Eén van Elisabeths meest ondragelijke ervaringen behoorde vanaf haar eerste dag in Wenen, het door duizenden ogen aangestaard worden en haar bestaan als ‘eigendom van de gemeenschap’. Evenmin kon en wilde zij zich aanpassen in het stijve hofceremonieel, waarvan zij de zin niet inzag. Bovendien hield zij niet van oppervlakkige conversatie. Dit alles leidde ertoe dat zij een bijna onoverwinnelijke afkeer ontwikkelde tegen alle optredens in het openbaar.
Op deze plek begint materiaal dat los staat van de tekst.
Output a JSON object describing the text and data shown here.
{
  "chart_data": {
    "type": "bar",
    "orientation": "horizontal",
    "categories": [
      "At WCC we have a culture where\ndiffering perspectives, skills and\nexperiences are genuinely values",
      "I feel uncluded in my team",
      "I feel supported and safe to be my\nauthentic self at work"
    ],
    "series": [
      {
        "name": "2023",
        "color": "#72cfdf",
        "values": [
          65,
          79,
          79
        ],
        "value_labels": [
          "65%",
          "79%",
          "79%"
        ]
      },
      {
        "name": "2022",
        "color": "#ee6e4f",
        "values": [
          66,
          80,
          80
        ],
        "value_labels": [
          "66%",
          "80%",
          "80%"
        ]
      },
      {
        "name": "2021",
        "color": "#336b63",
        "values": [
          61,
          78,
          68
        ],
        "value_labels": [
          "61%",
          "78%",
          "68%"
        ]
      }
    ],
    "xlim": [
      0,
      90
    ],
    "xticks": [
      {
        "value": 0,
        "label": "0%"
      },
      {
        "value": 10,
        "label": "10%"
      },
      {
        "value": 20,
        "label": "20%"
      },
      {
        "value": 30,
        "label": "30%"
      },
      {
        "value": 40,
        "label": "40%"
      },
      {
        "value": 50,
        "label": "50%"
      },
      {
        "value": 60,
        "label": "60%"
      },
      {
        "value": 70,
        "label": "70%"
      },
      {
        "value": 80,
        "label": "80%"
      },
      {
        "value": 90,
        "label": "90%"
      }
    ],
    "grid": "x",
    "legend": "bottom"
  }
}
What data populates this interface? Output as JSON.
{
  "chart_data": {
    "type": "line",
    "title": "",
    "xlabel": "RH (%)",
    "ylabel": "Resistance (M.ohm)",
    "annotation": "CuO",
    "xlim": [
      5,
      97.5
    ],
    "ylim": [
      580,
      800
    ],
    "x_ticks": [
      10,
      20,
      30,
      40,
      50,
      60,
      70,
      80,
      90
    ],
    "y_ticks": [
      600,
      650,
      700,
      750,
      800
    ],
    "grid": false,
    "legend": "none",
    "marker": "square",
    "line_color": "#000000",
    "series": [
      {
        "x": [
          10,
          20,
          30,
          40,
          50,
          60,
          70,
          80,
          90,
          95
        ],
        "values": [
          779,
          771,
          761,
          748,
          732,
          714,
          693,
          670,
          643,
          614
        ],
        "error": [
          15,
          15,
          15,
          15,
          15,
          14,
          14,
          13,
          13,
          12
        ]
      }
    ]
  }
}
Waar mogelijk, onttrok zij zich aan deze gelegenheden, of door helemaal niet in Wenen te zijn of door min of meer doorzichtige excuses.
Zij voldeed alleen aan representatieve verplichtingen als deze absoluut niet te vermijden waren, en het was haar dan aan te zien hoe ze leed, te verschijnen. Zoals bijvoorbeeld bij het huwelijk van haar 16-jarige dochter Gisela. Sisi was toen 35 jaar en ze was niet enthousiast bij het idee, al snel grootmoeder te worden. Bij de wereldtentoonstelling in Wenen van het jaar 1873, vertoonde zij zich zelden, evenals zij in datzelfde jaar slechts twee dagen deelnam aan de feestelijkheden ter eren van het 25-jarige regeringsjubileum van de keizer. De prachtige optocht die naar aanleiding van de zilveren bruiloft van het keizerlijk paar, door de beroemde schilder Hans Makart werd georganiseerd, liet de keizerin eigenlijk koud. Zij meenden:
“Al genoeg, 25 jaar getrouwd te zijn, daarom feest te vieren is niet nodig.”